Australian Privacy Law Reform – The Wait is (Almost!) Over
By: Cameron Abbott, Stephanie Mayhew, and Rob Pulham
The long-awaited privacy reform has finally been introduced into the Australian Parliament today with the introduction of the Privacy and Other Legislation Amendment Bill 2024. Described as ‘Tranche 1’ of the reforms, the Bill introduces significant uplifts to several aspects of Australia’s privacy laws.
The proposed changes include:
- The long-touted statutory tort for serious invasions of privacy;
- As we predicted, new ‘tiered’ penalty provisions which will apply as soon as the law comes into force, allowing the Commissioner to issue infringement notices of up to AU$66,000 for specific breaches of the Australian Privacy Principles (APPs), including:
- Not having a privacy policy, or not having a fully compliant privacy policy;
- Not allowing individuals to remain anonymous or use a pseudonym (unless it is impracticable to do so);
- Not keeping written records of certain disclosures;
- Not complying with the direct marketing provisions in APP 7;
- Not dealing with correction requests; and
- Not providing compliant notifications about data breaches.

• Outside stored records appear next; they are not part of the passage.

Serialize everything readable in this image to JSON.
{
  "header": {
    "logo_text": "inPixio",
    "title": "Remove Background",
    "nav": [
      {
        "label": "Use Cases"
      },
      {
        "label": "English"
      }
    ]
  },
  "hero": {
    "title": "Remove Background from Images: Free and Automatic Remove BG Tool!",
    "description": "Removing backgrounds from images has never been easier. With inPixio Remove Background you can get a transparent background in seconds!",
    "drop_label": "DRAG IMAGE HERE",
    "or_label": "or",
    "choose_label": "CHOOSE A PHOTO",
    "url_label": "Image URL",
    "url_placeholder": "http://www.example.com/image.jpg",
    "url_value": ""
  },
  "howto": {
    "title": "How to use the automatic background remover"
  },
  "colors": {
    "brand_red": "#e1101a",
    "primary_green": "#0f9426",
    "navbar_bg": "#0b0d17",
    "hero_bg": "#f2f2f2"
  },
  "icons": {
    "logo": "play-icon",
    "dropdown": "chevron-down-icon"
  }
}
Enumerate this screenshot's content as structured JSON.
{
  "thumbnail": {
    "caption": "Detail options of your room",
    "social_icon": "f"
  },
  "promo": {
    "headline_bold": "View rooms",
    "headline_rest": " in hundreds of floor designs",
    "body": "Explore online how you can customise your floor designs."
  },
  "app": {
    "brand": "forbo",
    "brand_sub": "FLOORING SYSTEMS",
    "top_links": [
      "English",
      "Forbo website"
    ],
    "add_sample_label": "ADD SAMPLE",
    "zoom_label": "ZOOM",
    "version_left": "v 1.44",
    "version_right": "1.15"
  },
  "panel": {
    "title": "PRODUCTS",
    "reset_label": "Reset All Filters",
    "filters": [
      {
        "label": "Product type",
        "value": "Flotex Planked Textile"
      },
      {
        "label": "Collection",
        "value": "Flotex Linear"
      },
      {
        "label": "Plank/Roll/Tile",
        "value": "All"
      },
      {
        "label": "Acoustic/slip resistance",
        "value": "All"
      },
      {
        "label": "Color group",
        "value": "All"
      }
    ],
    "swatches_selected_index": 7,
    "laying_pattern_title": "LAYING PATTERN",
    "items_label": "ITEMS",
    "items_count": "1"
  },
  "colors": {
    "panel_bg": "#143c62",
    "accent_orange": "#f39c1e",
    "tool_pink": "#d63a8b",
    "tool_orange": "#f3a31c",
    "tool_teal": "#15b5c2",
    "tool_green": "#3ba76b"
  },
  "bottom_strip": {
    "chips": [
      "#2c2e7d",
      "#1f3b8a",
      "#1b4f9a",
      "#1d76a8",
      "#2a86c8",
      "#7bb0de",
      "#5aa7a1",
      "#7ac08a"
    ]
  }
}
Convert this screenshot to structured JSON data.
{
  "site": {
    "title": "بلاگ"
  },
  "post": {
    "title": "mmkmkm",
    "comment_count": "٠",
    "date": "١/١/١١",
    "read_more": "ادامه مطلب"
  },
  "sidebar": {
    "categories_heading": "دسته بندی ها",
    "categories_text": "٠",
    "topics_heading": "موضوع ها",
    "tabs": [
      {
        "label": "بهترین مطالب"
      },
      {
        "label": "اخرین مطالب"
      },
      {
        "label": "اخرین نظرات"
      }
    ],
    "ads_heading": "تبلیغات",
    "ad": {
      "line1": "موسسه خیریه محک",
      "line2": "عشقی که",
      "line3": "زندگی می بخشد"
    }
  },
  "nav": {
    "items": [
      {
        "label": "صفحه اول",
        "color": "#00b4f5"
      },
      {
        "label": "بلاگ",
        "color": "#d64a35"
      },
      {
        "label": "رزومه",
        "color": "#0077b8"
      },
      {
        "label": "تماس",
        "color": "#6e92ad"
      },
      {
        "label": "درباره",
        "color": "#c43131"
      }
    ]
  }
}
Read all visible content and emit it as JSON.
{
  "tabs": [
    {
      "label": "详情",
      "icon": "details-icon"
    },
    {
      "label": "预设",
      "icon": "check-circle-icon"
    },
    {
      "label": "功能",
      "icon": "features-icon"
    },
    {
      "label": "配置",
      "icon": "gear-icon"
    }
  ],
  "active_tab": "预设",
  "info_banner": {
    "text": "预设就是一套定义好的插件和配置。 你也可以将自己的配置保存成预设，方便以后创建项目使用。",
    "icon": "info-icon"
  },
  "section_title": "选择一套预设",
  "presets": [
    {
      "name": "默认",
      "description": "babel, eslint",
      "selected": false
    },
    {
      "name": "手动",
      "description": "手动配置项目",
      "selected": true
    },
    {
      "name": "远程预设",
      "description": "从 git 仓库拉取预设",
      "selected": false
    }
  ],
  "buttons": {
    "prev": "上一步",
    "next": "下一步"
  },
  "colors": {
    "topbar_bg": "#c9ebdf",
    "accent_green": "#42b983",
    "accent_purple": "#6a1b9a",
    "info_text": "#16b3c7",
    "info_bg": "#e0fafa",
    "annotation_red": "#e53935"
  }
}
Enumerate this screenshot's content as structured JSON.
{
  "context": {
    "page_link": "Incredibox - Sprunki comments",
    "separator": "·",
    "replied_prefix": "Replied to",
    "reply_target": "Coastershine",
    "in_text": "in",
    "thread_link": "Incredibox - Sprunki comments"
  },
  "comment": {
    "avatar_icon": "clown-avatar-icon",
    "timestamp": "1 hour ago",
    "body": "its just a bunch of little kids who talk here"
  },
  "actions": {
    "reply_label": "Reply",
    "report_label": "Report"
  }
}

- Introduction of an ‘adequacy’ recognition mechanism into APP 8, to make it easier for organisations to disclose personal information to third parties outside Australia – specific permitted countries or binding schemes will be specified for these purposes in the regulations, and disclosures to third parties in those countries or subject to those binding schemes will be permitted without the disclosing organisation being required to take additional steps to ensure the recipient complies with the APPs in relation to that information;
- Additional notice requirements in entities’ privacy policies regarding use of automated decision-making (the transitional provisions allow for a period of 24 months before this takes effect);
- Additional protections for minors, by paving the way for the introduction of a Children’s Online Privacy Code, which must be developed and registered by the Commissioner within 24 months of the law coming into force;
- A new criminal offence for malicious release of personal data online, known as ‘doxxing’, with jail terms for publishing private details with the intent of causing harm, including up to 7 years’ imprisonment if the person or group is targeted on the basis of their race, religion, sex, sexual orientation, gender identity, intersex status, disability, nationality or national or ethnic origin;
- Additional entry, search and seizure powers to the Commissioner; and
- Additional orders which may be made by the Federal Court for contraventions of the Privacy Act.
Although the changes are yet to be passed, now is most certainly the time to ensure your organisation has at least the most basic (and visible) privacy compliance measures in place, and to start considering the make-up of your organisation’s privacy reform project team.